■自由に暮らす、開放型刑務所

 スウェーデンは、世界で最も受刑者が少ない国の一つだ。スウェーデンとフランスの統計によると、人口1000人当たりの受刑者の割合は、フランスが1人、スウェーデンはその半分の0.5人だ。

 スウェーデンでは被告に対し、足首に監視用のブレスレット(足環)を取りつけたり、刑罰として社会奉仕活動を科したりしつつ、執行猶予を言い渡すことが多い。また刑期の3分の2を終えた受刑者は出所させている。

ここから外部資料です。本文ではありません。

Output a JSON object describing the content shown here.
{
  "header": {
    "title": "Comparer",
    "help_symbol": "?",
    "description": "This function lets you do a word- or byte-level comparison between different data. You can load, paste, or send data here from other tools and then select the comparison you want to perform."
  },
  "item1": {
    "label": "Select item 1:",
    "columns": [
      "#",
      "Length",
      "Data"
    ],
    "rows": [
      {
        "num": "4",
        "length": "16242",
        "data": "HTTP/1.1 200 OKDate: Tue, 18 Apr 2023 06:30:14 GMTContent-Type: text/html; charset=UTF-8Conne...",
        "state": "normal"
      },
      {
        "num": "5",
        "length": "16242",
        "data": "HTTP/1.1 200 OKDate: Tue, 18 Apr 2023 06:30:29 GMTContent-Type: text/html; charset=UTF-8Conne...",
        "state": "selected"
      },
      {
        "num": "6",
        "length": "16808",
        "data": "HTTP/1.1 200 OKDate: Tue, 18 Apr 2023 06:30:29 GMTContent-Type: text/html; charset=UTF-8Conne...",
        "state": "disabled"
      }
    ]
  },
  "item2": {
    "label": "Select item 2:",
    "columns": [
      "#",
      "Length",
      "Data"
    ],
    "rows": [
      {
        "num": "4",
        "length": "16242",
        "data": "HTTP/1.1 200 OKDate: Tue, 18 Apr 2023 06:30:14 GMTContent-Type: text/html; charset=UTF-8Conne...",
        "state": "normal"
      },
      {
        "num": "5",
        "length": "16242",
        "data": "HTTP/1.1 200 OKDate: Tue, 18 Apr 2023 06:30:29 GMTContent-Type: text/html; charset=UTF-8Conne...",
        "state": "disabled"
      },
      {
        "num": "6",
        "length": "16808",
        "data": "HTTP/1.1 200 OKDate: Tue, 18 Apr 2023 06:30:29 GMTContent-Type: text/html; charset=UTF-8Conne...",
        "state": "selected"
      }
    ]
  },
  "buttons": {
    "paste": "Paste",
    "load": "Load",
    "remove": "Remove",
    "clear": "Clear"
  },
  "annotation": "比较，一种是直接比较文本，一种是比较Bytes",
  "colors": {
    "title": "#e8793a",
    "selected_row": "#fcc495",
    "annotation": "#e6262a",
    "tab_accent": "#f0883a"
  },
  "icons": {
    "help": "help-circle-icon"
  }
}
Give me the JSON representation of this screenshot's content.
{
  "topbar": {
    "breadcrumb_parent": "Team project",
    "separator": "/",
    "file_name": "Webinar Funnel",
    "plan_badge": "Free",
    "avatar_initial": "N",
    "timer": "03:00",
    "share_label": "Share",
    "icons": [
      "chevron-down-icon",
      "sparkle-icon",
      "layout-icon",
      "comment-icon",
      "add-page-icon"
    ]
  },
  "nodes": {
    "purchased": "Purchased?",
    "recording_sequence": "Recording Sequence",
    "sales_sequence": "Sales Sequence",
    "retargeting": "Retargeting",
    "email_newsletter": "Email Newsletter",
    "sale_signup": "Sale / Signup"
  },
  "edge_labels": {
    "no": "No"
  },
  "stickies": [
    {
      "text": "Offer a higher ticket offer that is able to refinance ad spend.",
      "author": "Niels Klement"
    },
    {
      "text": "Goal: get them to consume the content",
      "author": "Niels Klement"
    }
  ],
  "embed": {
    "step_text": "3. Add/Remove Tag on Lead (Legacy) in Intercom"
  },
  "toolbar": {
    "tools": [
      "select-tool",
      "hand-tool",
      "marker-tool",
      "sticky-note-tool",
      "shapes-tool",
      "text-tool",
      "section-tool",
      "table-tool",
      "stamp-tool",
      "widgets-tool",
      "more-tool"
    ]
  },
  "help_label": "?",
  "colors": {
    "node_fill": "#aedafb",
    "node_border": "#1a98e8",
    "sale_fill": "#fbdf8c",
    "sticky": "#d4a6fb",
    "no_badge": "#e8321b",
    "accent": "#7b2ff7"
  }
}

 さらに、釈放後あるいは刑期を終えた後に再び犯罪に手を染める人は全体の3分の1未満で、これもフランスの半分だ。

 スウェーデンのすべての刑務所では、受刑者それぞれに独房が与えられる。ロジャンでは、施錠もされていない。監視カメラやゲート、有刺鉄線なども設置されておらず、受刑者らは自由に動き回ることが許されている。

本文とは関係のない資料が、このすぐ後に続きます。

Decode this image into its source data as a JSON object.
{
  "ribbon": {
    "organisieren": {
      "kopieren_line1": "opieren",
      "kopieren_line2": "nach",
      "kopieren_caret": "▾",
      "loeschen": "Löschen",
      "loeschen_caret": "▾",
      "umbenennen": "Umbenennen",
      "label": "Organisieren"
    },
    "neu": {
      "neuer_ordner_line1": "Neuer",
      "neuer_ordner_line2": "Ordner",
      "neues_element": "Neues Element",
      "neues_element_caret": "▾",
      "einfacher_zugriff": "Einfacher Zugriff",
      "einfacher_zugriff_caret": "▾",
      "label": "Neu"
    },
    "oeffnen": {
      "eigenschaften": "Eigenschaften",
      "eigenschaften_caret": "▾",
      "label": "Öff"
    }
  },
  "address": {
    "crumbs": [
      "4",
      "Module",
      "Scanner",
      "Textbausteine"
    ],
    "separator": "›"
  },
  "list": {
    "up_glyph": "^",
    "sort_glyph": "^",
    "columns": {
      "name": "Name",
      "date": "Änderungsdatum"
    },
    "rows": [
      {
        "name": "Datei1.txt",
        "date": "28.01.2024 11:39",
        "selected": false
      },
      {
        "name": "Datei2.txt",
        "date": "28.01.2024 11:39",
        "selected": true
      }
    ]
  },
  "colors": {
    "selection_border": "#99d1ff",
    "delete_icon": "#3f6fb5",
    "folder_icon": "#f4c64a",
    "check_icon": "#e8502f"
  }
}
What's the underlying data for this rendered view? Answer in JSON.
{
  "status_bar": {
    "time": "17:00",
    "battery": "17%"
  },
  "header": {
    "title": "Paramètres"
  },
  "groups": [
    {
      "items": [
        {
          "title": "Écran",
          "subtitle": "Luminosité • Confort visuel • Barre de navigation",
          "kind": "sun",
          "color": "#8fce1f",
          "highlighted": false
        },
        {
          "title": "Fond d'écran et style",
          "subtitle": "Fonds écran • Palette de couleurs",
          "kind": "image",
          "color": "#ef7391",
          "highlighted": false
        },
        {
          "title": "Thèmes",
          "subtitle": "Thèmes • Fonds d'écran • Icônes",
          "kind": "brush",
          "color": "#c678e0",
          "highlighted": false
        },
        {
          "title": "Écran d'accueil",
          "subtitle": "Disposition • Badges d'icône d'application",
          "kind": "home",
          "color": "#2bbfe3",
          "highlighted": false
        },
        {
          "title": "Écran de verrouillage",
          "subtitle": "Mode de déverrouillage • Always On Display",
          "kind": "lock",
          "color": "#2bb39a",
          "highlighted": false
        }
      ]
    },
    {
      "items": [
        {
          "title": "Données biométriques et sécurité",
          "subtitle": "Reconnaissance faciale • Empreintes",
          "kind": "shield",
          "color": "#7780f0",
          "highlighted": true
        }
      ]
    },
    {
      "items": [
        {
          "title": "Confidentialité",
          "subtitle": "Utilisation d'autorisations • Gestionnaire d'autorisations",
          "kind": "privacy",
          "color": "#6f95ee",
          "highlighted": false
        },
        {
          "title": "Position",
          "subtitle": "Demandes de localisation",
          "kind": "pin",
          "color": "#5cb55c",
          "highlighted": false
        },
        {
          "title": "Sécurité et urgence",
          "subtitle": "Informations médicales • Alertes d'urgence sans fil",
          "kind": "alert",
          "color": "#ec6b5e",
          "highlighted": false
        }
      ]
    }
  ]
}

 こうした開放型刑務所は、スウェーデン全体に10か所以上ある。ロジャンの受刑者たちが有罪判決を受けた理由は、無免許運転から脱税、暴行に至るまでさまざまだが、社会に脅威を与えないと判断された上でここに収監されている。

 搾乳を終えたアルフレッドさんは、牧草地の柵を閉めながら、受刑者よりも牛の方が閉じ込められていると冗談を言った。